Please share some of your experiences of travelling to different places. What have you gained from these experiences?


I have stayed and worked in different parts of the country and the globe. In the process, I have learned from various cultures, from how they think and act, and what works in their favour. I have learned the value of clear, assertive communication from my experience in North India. From the South, I picked up simplicity. I learnt that you can hustle without losing your mind from Mumbai! And Pune has instilled some of its calmness in me.
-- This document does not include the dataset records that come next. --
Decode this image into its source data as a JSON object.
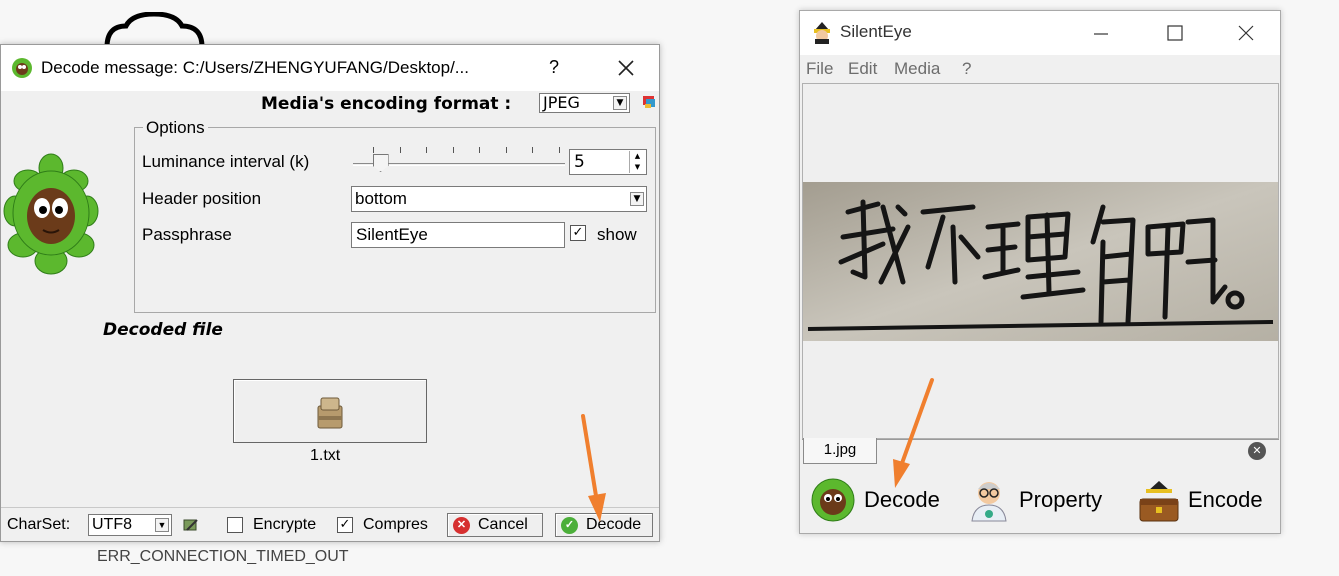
{
  "background": {
    "error_text": "ERR_CONNECTION_TIMED_OUT"
  },
  "decode_dialog": {
    "title": "Decode message: C:/Users/ZHENGYUFANG/Desktop/...",
    "help": "?",
    "encoding_format_label": "Media's encoding format :",
    "encoding_format_value": "JPEG",
    "options": {
      "legend": "Options",
      "luminance_label": "Luminance interval (k)",
      "luminance_value": "5",
      "luminance_slider_level": 0.1,
      "header_position_label": "Header position",
      "header_position_value": "bottom",
      "passphrase_label": "Passphrase",
      "passphrase_value": "SilentEye",
      "show_label": "show",
      "show_checked": true
    },
    "decoded_file_label": "Decoded file",
    "decoded_file_name": "1.txt",
    "status": {
      "charset_label": "CharSet:",
      "charset_value": "UTF8",
      "encrypted_label": "Encrypte",
      "encrypted_checked": false,
      "compressed_label": "Compres",
      "compressed_checked": true,
      "cancel_label": "Cancel",
      "decode_label": "Decode"
    }
  },
  "main_window": {
    "title": "SilentEye",
    "menu": [
      "File",
      "Edit",
      "Media",
      "?"
    ],
    "tab_label": "1.jpg",
    "buttons": {
      "decode": "Decode",
      "property": "Property",
      "encode": "Encode"
    }
  },
  "colors": {
    "arrow": "#f07f2e",
    "leaf_green": "#5cb82e",
    "cancel_red": "#d63030",
    "decode_green": "#4caf3a"
  }
}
Who would you credit in your life as a great influence in shaping the man that you are today?


Life is the greatest influence in shaping who you are as an individual. In my journey, I have learnt a lot from everyone with whom I have interacted with and continue to do so. My philosophy of life is that people come into your life with the purpose of adding value and most add value in terms of their good behaviour, ethics, and learning. They make your day by being who they are. Then there are others who genuinely teach you things and teach you how to make the most of this gift of life! Both kinds play their part in making you a complete person.


Rapid Fire 


Favourite Quote: Life does not end with death…. It ends when you fail to live up to life…


Leadership style: A mix of all - When my team is challenged I lead from the front, but when my team leads then I reinforce and follow…


Current Professional Goal: Build organisations with good HR values.


Favourite Book: Gandhi: An Autobiography: The Story of my Experiments with Truth


Favourite Movie/Web Series: Million dollar baby…


Favourite Music Artist: Whitney Houston


Life is… Face it and Finish it. Don’t back off.


Family is… A tree with branches growing all over the place but deeply rooted in the values that you have been brought up with.


I strongly believe in… Living life rather than leading a life.


The most important thing I do when I have a day off … Pamper myself – Family time


I deal with setbacks by… Facing it and Finishing it…


3 Things I never leave home without… Self-respect, confidence and determination.